Monday, March 10, 2014

Score One For the Contractors - Federal Circuit Rejects “Specific Targeting” Requirement In Good Faith and Fair Dealing Claims Against the Government

In Metcalf Construction Co., Inc. v. United States, 2014 WL 51956 (Fed. Cir. 2014), the U.S. Court of Appeals for the Federal Circuit considered the scope of the federal government’s duty of good faith and fair dealing to a private contractor engaged to design and build military housing.  The case involved claims by the contractor against the government for differing site conditions and associated delays and the government’s assessment of liquidated damages against the contractor.  In addition to claiming the government’s material breach of specific contract provisions, the contractor claimed that the government’s actions breached the government’s implied duty of good faith and fair dealing under the contract.

Interpreting the Federal Circuit’s prior decision in Precision Pine & Timber, Inc. v.

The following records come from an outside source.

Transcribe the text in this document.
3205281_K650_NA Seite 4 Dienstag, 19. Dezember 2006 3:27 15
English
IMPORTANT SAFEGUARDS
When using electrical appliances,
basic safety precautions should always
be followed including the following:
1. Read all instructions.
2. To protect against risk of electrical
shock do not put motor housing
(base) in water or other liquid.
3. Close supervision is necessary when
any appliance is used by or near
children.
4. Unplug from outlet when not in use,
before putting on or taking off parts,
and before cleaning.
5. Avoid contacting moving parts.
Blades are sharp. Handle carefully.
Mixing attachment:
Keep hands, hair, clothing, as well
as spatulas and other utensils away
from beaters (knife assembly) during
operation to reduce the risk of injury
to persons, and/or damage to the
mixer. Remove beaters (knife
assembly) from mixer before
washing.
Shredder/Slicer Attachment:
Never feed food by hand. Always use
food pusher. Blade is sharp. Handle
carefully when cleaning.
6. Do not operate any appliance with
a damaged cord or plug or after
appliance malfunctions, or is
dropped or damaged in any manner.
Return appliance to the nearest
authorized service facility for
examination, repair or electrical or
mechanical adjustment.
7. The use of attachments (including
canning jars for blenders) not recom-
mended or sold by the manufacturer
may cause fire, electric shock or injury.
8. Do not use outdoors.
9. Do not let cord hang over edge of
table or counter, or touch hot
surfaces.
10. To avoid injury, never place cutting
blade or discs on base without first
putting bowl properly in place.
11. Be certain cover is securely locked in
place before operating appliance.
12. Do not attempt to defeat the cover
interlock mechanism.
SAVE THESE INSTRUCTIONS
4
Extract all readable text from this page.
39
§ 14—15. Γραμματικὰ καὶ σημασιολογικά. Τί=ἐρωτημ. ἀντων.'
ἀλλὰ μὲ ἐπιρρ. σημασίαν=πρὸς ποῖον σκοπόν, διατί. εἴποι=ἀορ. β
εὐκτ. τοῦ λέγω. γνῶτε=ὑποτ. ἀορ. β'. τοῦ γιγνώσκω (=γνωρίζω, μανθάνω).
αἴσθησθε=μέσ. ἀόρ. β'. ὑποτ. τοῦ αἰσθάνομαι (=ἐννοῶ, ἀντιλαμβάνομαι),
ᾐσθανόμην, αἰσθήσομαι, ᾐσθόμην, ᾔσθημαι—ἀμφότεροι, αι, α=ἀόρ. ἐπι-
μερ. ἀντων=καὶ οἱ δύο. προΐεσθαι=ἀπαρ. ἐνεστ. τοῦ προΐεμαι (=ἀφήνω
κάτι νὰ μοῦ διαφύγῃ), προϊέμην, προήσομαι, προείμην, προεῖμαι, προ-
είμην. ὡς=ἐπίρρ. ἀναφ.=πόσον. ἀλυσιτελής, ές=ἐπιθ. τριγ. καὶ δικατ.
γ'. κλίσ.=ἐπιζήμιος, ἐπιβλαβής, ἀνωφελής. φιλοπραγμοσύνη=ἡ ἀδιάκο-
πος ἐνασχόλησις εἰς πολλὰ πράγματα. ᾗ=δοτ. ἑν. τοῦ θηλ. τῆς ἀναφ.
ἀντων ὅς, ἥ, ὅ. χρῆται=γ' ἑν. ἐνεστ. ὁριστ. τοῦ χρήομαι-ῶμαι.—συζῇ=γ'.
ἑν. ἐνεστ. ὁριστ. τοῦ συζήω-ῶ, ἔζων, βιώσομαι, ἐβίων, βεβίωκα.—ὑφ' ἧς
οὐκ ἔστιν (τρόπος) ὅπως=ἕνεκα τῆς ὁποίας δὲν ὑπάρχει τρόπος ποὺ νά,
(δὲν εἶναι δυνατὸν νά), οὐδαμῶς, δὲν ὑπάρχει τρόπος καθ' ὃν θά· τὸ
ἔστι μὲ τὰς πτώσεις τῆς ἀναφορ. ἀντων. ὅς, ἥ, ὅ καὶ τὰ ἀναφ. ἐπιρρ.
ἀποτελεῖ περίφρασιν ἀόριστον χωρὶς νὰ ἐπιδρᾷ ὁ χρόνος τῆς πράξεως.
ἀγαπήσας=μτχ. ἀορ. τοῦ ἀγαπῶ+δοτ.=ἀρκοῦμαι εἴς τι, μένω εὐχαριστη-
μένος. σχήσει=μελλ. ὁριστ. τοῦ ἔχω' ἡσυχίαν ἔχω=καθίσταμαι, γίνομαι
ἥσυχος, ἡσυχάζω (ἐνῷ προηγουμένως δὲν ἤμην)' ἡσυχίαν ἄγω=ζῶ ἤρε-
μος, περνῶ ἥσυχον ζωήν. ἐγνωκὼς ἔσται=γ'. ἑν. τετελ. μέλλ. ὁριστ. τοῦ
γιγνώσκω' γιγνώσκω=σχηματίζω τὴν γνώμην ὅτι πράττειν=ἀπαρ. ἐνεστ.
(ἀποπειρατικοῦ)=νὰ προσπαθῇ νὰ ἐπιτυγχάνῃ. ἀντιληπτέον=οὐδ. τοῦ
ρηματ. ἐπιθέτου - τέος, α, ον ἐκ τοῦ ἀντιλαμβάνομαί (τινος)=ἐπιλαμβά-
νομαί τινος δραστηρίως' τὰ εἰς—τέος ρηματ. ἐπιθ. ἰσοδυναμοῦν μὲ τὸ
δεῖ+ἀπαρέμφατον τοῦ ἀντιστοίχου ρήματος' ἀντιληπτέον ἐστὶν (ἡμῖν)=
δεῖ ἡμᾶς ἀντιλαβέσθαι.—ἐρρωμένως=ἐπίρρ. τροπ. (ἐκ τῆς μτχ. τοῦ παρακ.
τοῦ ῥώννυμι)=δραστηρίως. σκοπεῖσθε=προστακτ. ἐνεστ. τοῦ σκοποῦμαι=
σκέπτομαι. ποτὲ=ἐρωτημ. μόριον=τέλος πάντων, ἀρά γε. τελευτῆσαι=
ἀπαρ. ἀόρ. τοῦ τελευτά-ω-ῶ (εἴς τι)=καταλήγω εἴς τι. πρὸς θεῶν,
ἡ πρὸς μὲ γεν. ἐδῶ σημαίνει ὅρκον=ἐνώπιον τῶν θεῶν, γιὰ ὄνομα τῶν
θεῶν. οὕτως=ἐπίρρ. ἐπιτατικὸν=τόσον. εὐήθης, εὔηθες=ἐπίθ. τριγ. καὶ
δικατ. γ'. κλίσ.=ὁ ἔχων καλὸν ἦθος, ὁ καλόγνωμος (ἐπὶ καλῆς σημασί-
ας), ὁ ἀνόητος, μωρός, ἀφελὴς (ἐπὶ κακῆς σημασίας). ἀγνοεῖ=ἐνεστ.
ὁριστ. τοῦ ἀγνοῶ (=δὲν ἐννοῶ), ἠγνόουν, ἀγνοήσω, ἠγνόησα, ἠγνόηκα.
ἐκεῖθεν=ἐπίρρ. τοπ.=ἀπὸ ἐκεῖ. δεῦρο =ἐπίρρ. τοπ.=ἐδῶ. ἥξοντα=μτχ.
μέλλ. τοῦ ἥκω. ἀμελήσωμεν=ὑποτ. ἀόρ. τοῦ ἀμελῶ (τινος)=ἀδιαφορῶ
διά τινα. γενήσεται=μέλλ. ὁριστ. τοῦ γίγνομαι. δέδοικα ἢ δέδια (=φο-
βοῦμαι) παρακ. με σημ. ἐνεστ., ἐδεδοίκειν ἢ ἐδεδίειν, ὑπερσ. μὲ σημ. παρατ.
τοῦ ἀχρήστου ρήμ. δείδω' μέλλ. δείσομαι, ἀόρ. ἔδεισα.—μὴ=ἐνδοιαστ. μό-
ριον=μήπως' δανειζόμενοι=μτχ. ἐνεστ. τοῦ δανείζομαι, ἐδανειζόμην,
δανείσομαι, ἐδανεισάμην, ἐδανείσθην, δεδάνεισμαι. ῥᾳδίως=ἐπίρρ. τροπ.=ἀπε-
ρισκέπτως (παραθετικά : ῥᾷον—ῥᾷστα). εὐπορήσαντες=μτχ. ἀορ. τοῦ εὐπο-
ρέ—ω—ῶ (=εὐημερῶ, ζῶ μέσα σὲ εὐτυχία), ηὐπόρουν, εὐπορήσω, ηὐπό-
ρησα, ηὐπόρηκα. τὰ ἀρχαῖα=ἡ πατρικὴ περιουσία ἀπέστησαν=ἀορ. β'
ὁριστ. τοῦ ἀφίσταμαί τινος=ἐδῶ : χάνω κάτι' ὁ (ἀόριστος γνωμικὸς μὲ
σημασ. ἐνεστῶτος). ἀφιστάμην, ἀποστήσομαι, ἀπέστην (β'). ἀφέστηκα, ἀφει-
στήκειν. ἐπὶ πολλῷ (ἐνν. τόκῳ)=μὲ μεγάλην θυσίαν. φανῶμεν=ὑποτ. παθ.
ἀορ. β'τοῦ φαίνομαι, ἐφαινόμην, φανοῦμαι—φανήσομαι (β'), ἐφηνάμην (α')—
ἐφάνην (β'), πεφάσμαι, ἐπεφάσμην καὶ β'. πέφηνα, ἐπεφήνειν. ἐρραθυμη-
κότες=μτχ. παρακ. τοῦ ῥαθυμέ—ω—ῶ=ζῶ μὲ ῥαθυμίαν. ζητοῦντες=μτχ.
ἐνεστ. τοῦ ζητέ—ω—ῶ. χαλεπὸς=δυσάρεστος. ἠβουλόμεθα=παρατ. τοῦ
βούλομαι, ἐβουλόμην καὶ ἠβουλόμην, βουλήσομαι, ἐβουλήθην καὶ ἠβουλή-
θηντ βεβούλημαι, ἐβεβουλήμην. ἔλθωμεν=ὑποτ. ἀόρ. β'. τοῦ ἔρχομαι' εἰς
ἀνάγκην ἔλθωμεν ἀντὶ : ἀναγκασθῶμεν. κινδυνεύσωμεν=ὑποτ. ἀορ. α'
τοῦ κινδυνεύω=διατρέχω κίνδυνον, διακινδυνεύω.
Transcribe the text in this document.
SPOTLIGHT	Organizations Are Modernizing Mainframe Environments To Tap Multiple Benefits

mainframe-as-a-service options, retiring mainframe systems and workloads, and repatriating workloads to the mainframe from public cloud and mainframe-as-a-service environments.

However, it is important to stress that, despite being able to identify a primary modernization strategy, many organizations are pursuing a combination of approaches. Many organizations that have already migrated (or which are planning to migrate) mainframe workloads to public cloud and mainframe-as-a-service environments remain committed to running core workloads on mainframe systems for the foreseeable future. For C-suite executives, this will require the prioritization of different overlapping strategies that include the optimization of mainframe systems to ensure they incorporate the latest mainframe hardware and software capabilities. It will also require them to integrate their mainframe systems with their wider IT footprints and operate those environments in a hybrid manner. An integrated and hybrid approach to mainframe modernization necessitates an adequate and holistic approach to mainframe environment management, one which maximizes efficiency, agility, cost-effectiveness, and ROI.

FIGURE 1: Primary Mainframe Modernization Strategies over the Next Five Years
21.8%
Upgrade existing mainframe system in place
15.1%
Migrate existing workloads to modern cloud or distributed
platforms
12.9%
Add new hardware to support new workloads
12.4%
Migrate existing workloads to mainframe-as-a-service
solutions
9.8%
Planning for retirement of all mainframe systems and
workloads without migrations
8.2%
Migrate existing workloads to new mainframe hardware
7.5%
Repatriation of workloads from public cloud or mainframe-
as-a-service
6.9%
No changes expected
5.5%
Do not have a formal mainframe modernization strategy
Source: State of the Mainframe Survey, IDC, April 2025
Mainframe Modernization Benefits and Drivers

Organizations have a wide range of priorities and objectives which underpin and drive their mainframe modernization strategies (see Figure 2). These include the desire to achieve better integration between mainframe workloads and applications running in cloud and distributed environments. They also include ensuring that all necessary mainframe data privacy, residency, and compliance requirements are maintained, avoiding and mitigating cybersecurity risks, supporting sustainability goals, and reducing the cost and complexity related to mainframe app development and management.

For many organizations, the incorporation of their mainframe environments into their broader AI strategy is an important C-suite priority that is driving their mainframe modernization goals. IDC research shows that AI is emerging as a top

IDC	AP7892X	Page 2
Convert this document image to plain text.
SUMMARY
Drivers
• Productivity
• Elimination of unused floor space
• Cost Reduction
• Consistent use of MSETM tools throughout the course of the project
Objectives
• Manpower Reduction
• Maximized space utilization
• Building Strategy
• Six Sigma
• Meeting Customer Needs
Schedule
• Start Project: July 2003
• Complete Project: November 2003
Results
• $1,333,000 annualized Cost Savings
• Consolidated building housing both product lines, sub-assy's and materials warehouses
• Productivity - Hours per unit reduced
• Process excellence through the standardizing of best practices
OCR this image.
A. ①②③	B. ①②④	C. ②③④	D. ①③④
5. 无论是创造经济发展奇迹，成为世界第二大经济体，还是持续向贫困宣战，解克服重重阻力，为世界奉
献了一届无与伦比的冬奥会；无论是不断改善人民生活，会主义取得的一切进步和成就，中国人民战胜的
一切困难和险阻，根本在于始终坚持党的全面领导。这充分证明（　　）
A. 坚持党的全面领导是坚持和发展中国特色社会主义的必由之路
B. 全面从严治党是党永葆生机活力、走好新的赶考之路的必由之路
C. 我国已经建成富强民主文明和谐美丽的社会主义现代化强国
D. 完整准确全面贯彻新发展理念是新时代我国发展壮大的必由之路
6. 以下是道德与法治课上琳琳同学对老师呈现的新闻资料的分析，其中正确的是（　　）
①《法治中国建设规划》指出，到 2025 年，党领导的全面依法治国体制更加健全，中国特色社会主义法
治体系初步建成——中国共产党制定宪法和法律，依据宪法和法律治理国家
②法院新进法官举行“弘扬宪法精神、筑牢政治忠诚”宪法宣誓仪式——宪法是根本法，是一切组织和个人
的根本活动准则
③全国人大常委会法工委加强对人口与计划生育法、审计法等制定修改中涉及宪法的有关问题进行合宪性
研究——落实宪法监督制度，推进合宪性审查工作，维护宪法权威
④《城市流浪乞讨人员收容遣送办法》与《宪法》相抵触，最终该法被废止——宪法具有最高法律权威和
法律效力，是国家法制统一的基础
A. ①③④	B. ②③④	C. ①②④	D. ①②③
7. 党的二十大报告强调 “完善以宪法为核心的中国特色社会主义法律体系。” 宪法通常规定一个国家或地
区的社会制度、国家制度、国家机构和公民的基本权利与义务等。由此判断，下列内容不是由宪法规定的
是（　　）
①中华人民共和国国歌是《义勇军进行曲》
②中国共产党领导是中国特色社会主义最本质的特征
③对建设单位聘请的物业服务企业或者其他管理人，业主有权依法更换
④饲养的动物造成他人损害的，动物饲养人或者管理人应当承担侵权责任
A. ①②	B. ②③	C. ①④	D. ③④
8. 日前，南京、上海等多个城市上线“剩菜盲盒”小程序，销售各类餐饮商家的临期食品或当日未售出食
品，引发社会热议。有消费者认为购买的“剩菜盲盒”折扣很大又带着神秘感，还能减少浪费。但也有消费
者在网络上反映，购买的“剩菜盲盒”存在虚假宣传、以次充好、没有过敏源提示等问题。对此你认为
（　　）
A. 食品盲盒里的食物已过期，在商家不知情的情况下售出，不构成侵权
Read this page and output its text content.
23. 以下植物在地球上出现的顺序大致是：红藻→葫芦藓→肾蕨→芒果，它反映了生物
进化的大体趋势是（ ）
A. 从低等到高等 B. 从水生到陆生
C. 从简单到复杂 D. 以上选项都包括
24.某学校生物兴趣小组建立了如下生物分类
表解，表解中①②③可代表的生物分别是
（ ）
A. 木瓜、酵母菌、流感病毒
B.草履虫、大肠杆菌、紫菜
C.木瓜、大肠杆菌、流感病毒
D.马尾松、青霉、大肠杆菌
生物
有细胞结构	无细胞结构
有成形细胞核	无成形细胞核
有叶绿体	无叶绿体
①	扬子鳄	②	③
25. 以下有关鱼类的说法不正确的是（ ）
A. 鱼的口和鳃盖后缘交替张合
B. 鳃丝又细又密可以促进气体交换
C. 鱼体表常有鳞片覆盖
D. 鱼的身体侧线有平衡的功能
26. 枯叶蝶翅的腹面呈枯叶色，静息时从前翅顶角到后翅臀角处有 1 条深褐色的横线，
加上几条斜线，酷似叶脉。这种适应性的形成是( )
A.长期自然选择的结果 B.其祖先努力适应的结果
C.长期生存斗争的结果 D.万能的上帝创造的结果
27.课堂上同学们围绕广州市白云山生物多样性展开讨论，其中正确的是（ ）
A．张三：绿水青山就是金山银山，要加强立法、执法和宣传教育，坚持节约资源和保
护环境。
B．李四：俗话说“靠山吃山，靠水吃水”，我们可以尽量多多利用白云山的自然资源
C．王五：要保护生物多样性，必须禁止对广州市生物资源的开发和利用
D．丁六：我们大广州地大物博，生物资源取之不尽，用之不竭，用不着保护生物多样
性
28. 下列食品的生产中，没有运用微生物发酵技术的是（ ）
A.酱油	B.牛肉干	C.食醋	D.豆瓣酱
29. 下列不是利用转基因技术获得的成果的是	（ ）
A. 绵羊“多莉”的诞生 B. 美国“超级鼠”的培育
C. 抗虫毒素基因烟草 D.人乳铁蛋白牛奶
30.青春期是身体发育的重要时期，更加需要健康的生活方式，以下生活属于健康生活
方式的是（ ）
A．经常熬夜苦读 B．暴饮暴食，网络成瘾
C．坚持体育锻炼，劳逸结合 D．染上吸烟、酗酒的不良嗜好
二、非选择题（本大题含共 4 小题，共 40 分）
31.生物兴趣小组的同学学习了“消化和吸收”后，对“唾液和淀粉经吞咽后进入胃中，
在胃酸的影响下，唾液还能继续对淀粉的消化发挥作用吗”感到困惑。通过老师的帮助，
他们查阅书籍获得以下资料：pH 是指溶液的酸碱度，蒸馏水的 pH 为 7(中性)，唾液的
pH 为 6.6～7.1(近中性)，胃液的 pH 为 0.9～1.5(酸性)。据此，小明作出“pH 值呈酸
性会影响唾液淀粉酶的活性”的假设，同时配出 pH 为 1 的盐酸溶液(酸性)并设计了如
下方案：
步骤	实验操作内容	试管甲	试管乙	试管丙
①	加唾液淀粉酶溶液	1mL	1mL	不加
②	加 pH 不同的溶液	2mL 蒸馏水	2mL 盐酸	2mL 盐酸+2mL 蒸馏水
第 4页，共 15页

United States, 596 F.3d 817 (Fed. Cir. 2010), the trial court had held that a breach of the government’s duty of good faith and fair dealing could only be established by a showing that the government “specifically designed to reappropriate the benefits [that] the other party expected to obtain from the transaction, thereby abrogating the government’s obligations under the contract” - in short, “specific targeted action” against the contractor, regardless of any incompetence and/or failure to cooperate or accommodate a contractor’s requests.  The Federal Circuit, however, held that the trial court’s view of its Precision Pine decision was “unduly narrow” and that the trial court had misread the decision.  The Court clarified that its prior decision in Precision Pine did not purport to define the scope of good faith and fair dealing claims for all cases, let alone alter prior standards, and that the Precision Pine decision did not hold that the absence of specific targeting, by itself, would defeat a claim of breach of the implied duty.  Instead, the Court stated that the “specific targeting” language of the Precision Pine decision on which the trial court relied only meant that the implied duty of good faith and fair dealing depends on the parties’ bargain in the particular contract at issue.


Accordingly, the Metcalf decision clarifies that the government’s duties of good faith and fair dealing should be analyzed on a case-by-case basis and in the context of the contract - particularly, according to whether the government’s actions rise to the level of denying the contractor its benefits of the parties’ bargain in the contract.